Hindistan evliyâsının büyüklerinden, İlâh-bahş diye tanınır. İlâh-bahş, Fârisî bir kelime olup; “Allahü teâlânın atıyyesi, ihsânı” ma’nâsına gelmektedir. Kendisine Şeyhullah Bahş da denilmiştir. Tasavvufta Nakşîbendiyye yoluna mensûb yüksek bir velî idi. 920 (m. 1514) senesinde doğdu. Doğum yeri bilinmemektedir. 1002 (m. 1593) senesi Ramazân-ı şerîf ayının ondokuzunda, Pazartesi gecesi vefât etti.

Zamanında bulunan tasavvuf büyüklerinin sohbet ve hizmetlerinde bulunarak yetişen İlâh-bahş, üstün derecelere sahip idi. Ma’rifet sahibi olduğu gibi, başkalarını da bu yüksek kemâlâta eriştirebilecek tasarrufa sahip idi.
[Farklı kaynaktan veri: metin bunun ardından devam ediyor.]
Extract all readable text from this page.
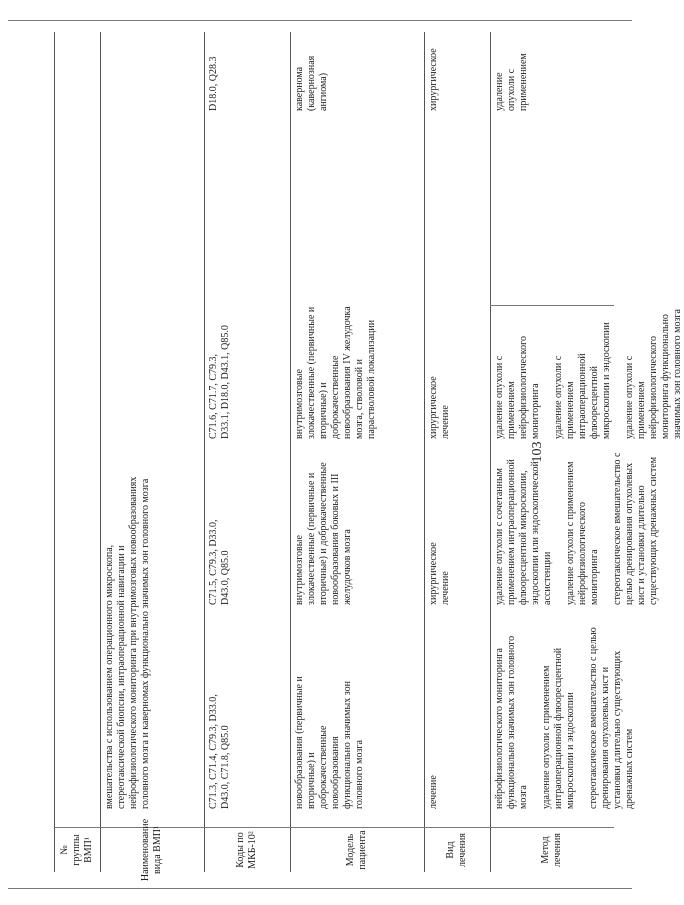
№ группы ВМП¹	Наименование вида ВМП¹	Коды по МКБ-10²	Модель пациента	Вид лечения	Метод лечения
вмешательства с использованием операционного микроскопа, стереотаксической биопсии, интраоперационной навигации и нейрофизиологического мониторинга при внутримозговых новообразованиях головного мозга и каверномах функционально значимых зон головного мозга	C71.3, C71.4, C79.3, D33.0, D43.0, C71.8, Q85.0	новообразования (первичные и вторичные) и доброкачественные новообразования функционально значимых зон головного мозга	лечение	нейрофизиологического мониторинга функционально значимых зон головного мозга удаление опухоли с применением интраоперационной флюоресцентной микроскопии и эндоскопии стереотаксическое вмешательство с целью дренирования опухолевых кист и установки длительно существующих дренажных систем

C71.5, C79.3, D33.0, D43.0, Q85.0	внутримозговые злокачественные (первичные и вторичные) и доброкачественные новообразования боковых и III желудочков мозга	хирургическое лечение	удаление опухоли с сочетанным применением интраоперационной флюоресцентной микроскопии, эндоскопии или эндоскопической ассистенции удаление опухоли с применением нейрофизиологического мониторинга стереотаксическое вмешательство с целью дренирования опухолевых кист и установки длительно существующих дренажных систем

C71.6, C71.7, C79.3, D33.1, D18.0, D43.1, Q85.0	внутримозговые злокачественные (первичные и вторичные) и доброкачественные новообразования IV желудочка мозга, стволовой и парастволовой локализации	хирургическое лечение	удаление опухоли с применением нейрофизиологического мониторинга удаление опухоли с применением интраоперационной флюоресцентной микроскопии и эндоскопии удаление опухоли с применением нейрофизиологического мониторинга функционально значимых зон головного мозга

D18.0, Q28.3	кавернома (кавернозная ангиома)	хирургическое	удаление опухоли с применением

103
Meczûb Seyyid Ali Kavvâmın (k s.) halîfesi ve evliyânın büyüklerinden olan Tâcüddîn-i Hındî en-Nakşibendî hazretlerinin hocalarının en başta gelenlerindendir. Çok kerâmetleri görülmüştür.

Bir defasında talebesi Tâcüddîn’i, bir iş için Emrûhe beldesine göndermişti. Tâcüddîn’in talebeliğinin ilk zamanlarıydı. Yolda güzel bir kadın gördü. Kalbi o kadına tutuldu. Hatta öyle oldu ki, yaptığı hizmeti unutup, o kadının peşine düştü. Bu hâlde iken aniden o kadının sağ tarafında hocasının sûretini gördü. “Sen ne yapıyorsun. Nereye gitmiştin? Şimdi nereye gidiyorsun. Bu ne hâldir?” der gibi bir tenbîh ve taaccüb işâreti olarak baş parmağını ağzına koymuş kendisine bakıyordu. Bunu görünce çok utanan Tâcüddîn yaptığına pişman olup, derhal geri döndü. Yaptığı işten dolayı kendisini büyük bir mahcubiyet hâli kaplamıştı. Bildirilen yere gidip, o hizmeti yaptıktan sonra, hocasının yanına döndü. İlâh-bahş, onu görünce gülümsedi fakat başka birşey söylemedi. Tâcüddîn anladı ki, hocası o hâdiseye işâret ediyor, fakat onu mahcûb etmemek için de birşey söylemiyordu.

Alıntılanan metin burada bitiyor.